What’s the Catch?
Since my last book related update I’ve been reading. I recently read on someone’s Facebook status that we should all strive to read two books per month. I immediately thought to myself, “That’s my norm.” However through November I read more than two, and I didn’t spend any less time with a book than normal. I haven’t learned to read any more quickly. I just, apparently, have no idea what my norm is when I’m not reading books from Westeros.
Catch-22 by Joseph Heller
Everyone that has a basic high school education is aware of this book’s existence. Furthermore, anyone who has been alive since Heller released it is familiar with what a Catch-22 is, whether or not they know what the Catch-22 is.
I met this book in high school. I started reading it, and returned it a few days later thinking it wasn’t very good. I was surprised since Mrs. Oakes had never never led me astray before. Now that I’m slightly older and perhaps wiser, I found that there was a lot to be enjoyed about this title. I have to thank my dear friend Ashton for this rediscovery. She had been attempting to read Catch-22 and was not enjoying it. One day while we were chatting on the phone she threw down the gauntlets and announced, “I’ll read it, if you read.” I know, it’s a very adult thing to have happened. Thus began my journey to Pianosa.
Whenever I pick up a book I always investigate the covers. Admire the artwork (Has any other novel’s artwork gone as unchanged as Catch-22’s?), and read the reviews on the back. The first line to be found on this edition follows a particularly optimistic train of thought: “One of the funniest books you will ever read…” I smiled and took that in stride.
In the beginning this truly is one of the funniest books I’ve ever read. The reader is introduced to a lovely cast of characters on the Mediterranean Island of Pianosa. They are all members of the United States Army. It is the midst of World War II. Their lives are full of shenanigans. Especially the life of Yossarian. He is the protagonist of this novel. Many of the events in the books will connect back to him some how, and he’s responsible, directly or indirectly, for many of the events. He’s paranoid that everyone is trying to kill him, and has decided to live as long as possible or die trying.
As the book progresses the shenanigans become less and less lighthearted and more heartbreaking. Heller has designed the story to introduce the reader to the inconvenient, yet laughable, aspects of the military’s established set of rules that governs its officers and enlisted men. It is in the phase we learn the first catch.
There was only one catch and that was Catch-22, which specified that a concern for one’s safety in the face of dangers that were real and immediate was the process of a rational mind. Orr was crazy and could be grounded. All he had to do was ask; and as soon as he did, he would no longer be crazy and would have to fly more missions. Orr would be crazy to fly more missions and sane if he didn’t, but if he were sane he had to fly them. If he flew them he was crazy and didn’t have to; but if he didn’t want to he was sane and had to.
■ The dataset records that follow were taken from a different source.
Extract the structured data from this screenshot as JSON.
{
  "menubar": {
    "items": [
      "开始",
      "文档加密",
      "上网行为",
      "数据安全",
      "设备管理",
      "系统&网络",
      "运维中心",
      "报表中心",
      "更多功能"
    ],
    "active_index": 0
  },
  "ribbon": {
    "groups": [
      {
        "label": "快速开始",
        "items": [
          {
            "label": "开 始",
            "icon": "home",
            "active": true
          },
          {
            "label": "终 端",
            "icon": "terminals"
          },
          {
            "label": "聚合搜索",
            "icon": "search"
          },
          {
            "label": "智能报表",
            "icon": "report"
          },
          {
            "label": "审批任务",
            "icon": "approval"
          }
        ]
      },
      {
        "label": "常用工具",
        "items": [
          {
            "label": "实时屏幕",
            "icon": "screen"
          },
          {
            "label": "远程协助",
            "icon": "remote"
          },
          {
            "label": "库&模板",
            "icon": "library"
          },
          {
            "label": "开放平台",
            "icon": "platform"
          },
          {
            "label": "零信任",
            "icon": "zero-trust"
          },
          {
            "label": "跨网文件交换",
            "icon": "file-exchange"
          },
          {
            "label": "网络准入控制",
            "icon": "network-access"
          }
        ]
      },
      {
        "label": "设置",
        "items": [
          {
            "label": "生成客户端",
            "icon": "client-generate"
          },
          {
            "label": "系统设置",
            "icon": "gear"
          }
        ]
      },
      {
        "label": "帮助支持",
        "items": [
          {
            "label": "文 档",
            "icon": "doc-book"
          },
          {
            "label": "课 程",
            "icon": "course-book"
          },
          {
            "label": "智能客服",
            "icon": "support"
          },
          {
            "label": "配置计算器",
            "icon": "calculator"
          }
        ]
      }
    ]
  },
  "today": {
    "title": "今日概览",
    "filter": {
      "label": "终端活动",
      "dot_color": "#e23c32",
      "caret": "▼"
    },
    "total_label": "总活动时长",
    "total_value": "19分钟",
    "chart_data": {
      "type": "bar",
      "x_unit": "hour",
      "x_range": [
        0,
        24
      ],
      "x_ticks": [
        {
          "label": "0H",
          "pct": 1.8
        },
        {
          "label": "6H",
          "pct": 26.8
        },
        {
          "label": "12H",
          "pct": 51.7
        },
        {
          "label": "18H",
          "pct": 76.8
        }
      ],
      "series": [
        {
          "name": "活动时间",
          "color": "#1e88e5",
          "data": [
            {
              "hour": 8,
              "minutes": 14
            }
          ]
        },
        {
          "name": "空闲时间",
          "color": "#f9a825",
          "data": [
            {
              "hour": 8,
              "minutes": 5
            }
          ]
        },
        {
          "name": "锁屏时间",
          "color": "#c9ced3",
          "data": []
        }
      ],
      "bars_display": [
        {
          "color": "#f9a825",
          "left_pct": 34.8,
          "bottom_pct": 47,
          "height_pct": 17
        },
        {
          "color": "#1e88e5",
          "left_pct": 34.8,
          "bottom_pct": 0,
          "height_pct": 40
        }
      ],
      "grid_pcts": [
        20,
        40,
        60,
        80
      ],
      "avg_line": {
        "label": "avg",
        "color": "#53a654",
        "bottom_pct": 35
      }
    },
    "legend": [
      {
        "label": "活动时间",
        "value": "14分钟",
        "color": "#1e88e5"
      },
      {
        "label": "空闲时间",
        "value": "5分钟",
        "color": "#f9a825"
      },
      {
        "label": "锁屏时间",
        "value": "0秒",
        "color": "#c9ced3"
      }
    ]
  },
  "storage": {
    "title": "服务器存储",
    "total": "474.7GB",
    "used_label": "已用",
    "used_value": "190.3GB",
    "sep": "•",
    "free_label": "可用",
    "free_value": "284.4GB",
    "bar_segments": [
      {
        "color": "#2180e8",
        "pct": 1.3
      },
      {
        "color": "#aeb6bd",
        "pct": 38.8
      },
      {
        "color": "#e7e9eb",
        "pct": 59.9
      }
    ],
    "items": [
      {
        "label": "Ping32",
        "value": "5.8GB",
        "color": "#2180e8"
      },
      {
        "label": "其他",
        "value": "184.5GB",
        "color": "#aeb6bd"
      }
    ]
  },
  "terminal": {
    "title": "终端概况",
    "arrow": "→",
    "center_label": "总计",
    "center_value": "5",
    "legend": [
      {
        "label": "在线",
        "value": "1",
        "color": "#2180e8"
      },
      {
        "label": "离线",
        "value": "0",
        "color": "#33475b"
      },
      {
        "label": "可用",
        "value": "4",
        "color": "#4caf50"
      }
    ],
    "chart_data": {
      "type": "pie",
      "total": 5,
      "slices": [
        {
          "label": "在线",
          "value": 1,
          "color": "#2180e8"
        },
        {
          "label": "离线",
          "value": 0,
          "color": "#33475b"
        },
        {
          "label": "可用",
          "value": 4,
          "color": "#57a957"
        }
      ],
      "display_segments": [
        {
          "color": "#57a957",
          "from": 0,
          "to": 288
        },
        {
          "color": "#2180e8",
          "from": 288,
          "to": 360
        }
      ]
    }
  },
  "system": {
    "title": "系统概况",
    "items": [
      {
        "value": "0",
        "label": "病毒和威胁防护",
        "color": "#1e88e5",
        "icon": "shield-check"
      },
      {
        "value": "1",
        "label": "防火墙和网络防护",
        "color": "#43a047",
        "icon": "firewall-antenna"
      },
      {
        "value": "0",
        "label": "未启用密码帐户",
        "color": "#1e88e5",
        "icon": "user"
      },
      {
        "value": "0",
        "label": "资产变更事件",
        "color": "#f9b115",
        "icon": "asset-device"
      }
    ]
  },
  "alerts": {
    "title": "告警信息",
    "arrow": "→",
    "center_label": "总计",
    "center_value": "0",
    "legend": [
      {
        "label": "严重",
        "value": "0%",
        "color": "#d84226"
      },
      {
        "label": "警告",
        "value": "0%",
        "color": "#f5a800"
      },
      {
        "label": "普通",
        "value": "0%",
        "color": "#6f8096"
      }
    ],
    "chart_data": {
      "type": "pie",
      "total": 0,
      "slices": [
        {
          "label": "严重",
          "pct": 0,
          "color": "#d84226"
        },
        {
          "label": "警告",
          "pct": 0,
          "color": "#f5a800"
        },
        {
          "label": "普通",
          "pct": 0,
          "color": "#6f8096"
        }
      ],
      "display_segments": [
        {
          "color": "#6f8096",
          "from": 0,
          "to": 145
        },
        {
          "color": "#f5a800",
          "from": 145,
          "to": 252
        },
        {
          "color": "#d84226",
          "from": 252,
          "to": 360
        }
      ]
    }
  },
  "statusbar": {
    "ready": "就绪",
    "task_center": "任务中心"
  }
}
Yossarian was moved very deeply by the absolute simplicity of this clause of Catch-22 and let out a respectful whistle. (p. 46, ch. 5)
Eventually the reader is forced to see a much darker aspect of the military and life in World War II. The incidents that occur are no longer happy-go-lucky, but are full of death and demise. Many people we’ve been introduced to and learned to care about die or mysteriously disappear. The worse offender commit heinous crimes, but see nothing wrong with them. A particularly difficult to read part of the book teaches us the horror like side of Catch-22.
Catch-22 states that agents enforcing Catch-22 need not prove that Catch-22 actually contains whatever provision the accused violator is accused of violating.
Catch-22 says they have a right to do anything we can’t stop them from doing.
Naturally this is where the laughter is harder to come by. The reader is forced to see all of the ugliness in the world, and that there are real people who have to deal with it everyday.
My reading partner disliked portions of this book because they can be read as largely anti-woman. There are whores, there are misogynistic jokes, there are times when the women truly are treated like objects whose sole purpose for existence is to be groped and fooled around with. I felt like as much as I don’t respect these actions, they are true to the time. However I also feel it’s worth mentioning.
As I think about the book more I believe it’s possible to draw that aspects of this book are where the creators of M.A.S.H. found their basis. Both are funny on the surface, and no one seems to remember either of them for a particular poignancy regarding absurd bureaucratic endeavors in the military. Just sayin’
I don’t believe I’ll pick this book up again. At least not for a little while. I’ve learned why it’s respected as one of the best books of the 20th Century, but I’ve also learned why Catch-22 is the only book by Heller anyone ever cares about. Read it, it’s worth knowing the story and learning the lessons.